“Donumuza kadar” Amerikalıyız!




Tesadüfün böylesi!


Cevher KANTARCI
Şimdi ben merak ediyorum..
.
Kaybolan ve sonra da öldürülen zavallı kadın, Amerikalı Sarai değil de, Papua Yeni Gineli Mamai olsaydı, bu kadar ilgi görür müydü?

Kadının cesedinin bulunduğu sur dibine, televizyonlar naklen yayın arabalarını gönderir miydi?

Olsa olsa, belki gazetelerin üçüncü sayfasında bir vesikalık fotoğrafla dolgu haber olurdu, hepsi bu kadar!

1940’lardan itibaren Amerika ve Amerikalılar her şeyimiz..

Rahmetli Cumhurbaşkanımız Cevdet Sunay’a göre “Donumuza kadar” Amerika veriyor!

E, o zaman donumuza kadar da karışır!

As der, asarız!

Hapse at, işkence yap der, yaparız!

“Bizim çocuklara” rica eder darbe yaparız, işine gelmeyip “Yapma” derse, yapmaya kalkıştığı var sayılanlarla kalkmayanları da fena çarparız!

En son posta Başbakanımızın deyimiyle “ABD’nin Acemi Elçisi” Ricciardone, içerideki subay, milletvekili ve gazetecilerle ilgili “Ayıp oluyor” açıklaması yaptı!

Acemi Büyükelçi, içerideki milletvekillerinin, subayların, gazetecilerin, profesörlerin, harçların kalkmasını isteyen öğrencilerin, belirsiz suçlarla demir parmaklıklar arasında tutulup teröristlikle suçlandığını söyleyip, bizi ayıpladı!

Şu garip tesadüfe bakın ki, Acemi Büyükelçi’nin bu konuda hassasiyet göstermesi ile Başbakanımız Recep Tayyip Erdoğan’ın insafa gelmesi de aynı günlere denk geliyor!

Acemi Büyükelçi de Müslüman olsa ve Tayyip beyle beraber Seyr u Sülûk’larını tamamlayıp, miraca ermiş olsalar ve de arada sırada Tayy-ı Mekân edip buluşsalar, diyeceğim ki içeridekilerle ilgili birbirlerini ikna ettiler!

Acaba diyorum, onları aynı günlerde ve aynı konuda ikna eden bizim bilmediğimiz, görünmez bir güç mü var?

Yoksa bizim Başbakanımızı, Acemi Elçi mi ikna etti?

Bunca senedir hapiste yatanların içeriden kurtulması için, kanunda bir gecede değişiklik yapmak yetiyordu!

Beş yıldan fazladır insanlar hapishanede öldü, hastalıkları onları ölüm derecesine getirdi, ölen yakınlarının acısını hücrelerinde tek başına yaşadılar, bütün düzenleri bozuldu!
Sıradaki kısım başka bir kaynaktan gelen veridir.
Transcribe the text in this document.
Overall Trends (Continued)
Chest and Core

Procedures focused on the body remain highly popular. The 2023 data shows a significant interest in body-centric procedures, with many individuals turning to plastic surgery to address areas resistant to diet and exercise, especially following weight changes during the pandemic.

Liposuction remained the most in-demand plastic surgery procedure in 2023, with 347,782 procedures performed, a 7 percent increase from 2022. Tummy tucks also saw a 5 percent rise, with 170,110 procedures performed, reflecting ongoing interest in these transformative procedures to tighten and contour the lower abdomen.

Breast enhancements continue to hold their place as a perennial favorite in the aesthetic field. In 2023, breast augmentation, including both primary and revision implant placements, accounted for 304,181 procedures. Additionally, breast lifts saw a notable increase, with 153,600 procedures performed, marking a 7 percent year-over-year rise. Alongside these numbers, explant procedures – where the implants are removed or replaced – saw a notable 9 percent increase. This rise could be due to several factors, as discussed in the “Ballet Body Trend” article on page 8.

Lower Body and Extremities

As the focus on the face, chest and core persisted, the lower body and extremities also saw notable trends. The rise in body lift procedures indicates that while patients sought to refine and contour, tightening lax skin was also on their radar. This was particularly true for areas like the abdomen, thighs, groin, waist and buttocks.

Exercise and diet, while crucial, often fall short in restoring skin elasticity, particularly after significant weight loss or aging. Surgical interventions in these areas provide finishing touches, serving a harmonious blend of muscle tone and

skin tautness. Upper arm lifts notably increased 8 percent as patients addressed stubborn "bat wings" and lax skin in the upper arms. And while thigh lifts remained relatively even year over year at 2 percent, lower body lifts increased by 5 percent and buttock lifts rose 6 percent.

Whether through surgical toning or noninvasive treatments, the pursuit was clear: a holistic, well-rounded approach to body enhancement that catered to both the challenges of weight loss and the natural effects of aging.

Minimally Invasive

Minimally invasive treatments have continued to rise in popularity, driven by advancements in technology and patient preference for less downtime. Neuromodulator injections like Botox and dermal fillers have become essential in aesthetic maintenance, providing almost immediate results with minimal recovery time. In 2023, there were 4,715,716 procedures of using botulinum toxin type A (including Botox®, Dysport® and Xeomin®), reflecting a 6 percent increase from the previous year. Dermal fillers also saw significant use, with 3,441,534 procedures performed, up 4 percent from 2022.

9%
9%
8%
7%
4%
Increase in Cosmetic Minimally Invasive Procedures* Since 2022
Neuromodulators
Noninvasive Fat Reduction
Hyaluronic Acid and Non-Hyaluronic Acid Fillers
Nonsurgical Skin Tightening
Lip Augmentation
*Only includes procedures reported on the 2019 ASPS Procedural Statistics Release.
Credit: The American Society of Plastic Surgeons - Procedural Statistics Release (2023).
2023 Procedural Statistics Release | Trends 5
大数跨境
Ama insafa bir anda şimdi gelindi!

Bu arada ordunun da düzeni bozuldu!

Bizler komuta kademesine komutan bulunamıyor diye hayıflanırken, bir de baktık ki Hava Kuvvetleri’nden 110 savaş pilotu istifa etmiş!

İçerideki Havacı Orgeneral Bilgin Balanlı’nın açıklamasına göre, senede her biri 15 milyon dolar maliyetle ancak 25-30 savaş pilotu yetiştiriyormuşuz!

CHP’li Umut Oran’a göre, 110 pilot artık “Bu orduda iş yapılmaz” deyip istifa etmiş!

Varın durumun ne kadar kötü olduğunu siz düşünün!
.
Ricciardone istiyor, Başbakanımız da istiyor, demek ki yakında içeridekiler dışarı çıkacak!

Görün bakın onlarla beraber daha kimler çıkacak!